SMS inhibited local NET formation in joints through PI3K/AKT/ROS/autophagy axis. (A) FACS analysis of ROS production. (B) Quantitative analysis of (A). (C) WB analysis of the expression of p-AKT and AKT in periarticular muscle tissues. (D) WB analysis of the expression of p-PI3K and PI3K in periarticular muscle tissues. (E) Quantitative analysis of p-AKT in (C) (n = 3). (F) Quantitative analysis of p-PI3K in (D) (n = 3). (G) IHC analysis of LC3B protein expression. Scale bars, 100 and 200 μm. (H) Quantitative analysis of LC3B in G (n = 3). The values are presented as means ± SD. *P<0.05, **P<0.01.

Figure 5

SMS inhibited the PI3K/AKT signalling pathway and NET production in vitro.
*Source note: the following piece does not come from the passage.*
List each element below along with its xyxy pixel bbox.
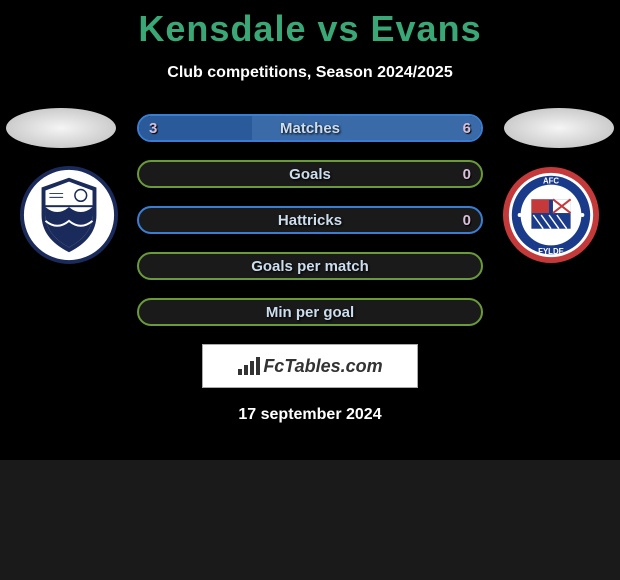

Neutrophils extracted from the peritoneal cavity of mice were subjected to different interventions in the following groups: NC, SMS, NC+PMA, SMS+PMA, and SMS+PMA+SC79. (A) WB analysis of the expression of p-AKT and AKT in the neutrophils of each group. (B) Quantitative analysis of the relative expression of p-AKT in (A). (C) WB analysis of the expression of p-PI3K and PI3K in the neutrophils of each group. (D) Quantitative analysis of the relative expression of p-PI3K in (C). (E) IF analysis of MPO expression. (F) IF analysis of NE expression. (G) IF analysis of PAD4 expression. (H) IF analysis of CitH3 expression. (I) Quantitative analysis of MPO in (E) (n = 3). (J) Quantitative analysis of NE in (F) (n = 3). (K) Quantitative analysis of PAD4 in (G) (n = 3). (L) Quantitative analysis of CitH3 in (H) (n = 3). (M)Neutrophil nuclear area of (E) (n = 20). (N) Neutrophil nuclear area of (F) (n = 20). (O) Neutrophil nuclear area of (G) (n = 20). (P) Neutrophil nuclear area of (H) (n = 20). The values are presented as the means ± SDs. *P<0.05, **P<0.01, ^nsP > 0.05.

Figure 6

SMS inhibited ROS production and autophagy through AKT signalling in vitro. Neutrophils extracted from the peritoneal cavity of mice were subjected to different interventions in the following groups: NC, SMS, NC+PMA, SMS+PMA, and SMS+PMA+SC79. (A) IF images of neutrophils from each group after being stained with DCFH-DA for 4 h. (B) Quantitative analysis of ROS in (A) (n = 3). (C) WB analysis of the expression of ATG5, Beclin-1, and LC3B in the neutrophils of each group. (D) Quantitative analysis of ATG5 in (C) (n = 3). (E) Quantitative analysis of Beclin-1 in (C) (n = 3). (F) Quantitative analysis of LC3B in (C) (n = 3). (G) IF analysis of the expression of LC3B in the neutrophils of each group. (H) Quantitative analysis of LC3B in (G) (n = 3). (I) Transmission electron microscopy results for each group. The Orange arrows indicate autophagosomes. The values are presented as the means ± SDs. *P<0.05, **P<0.01.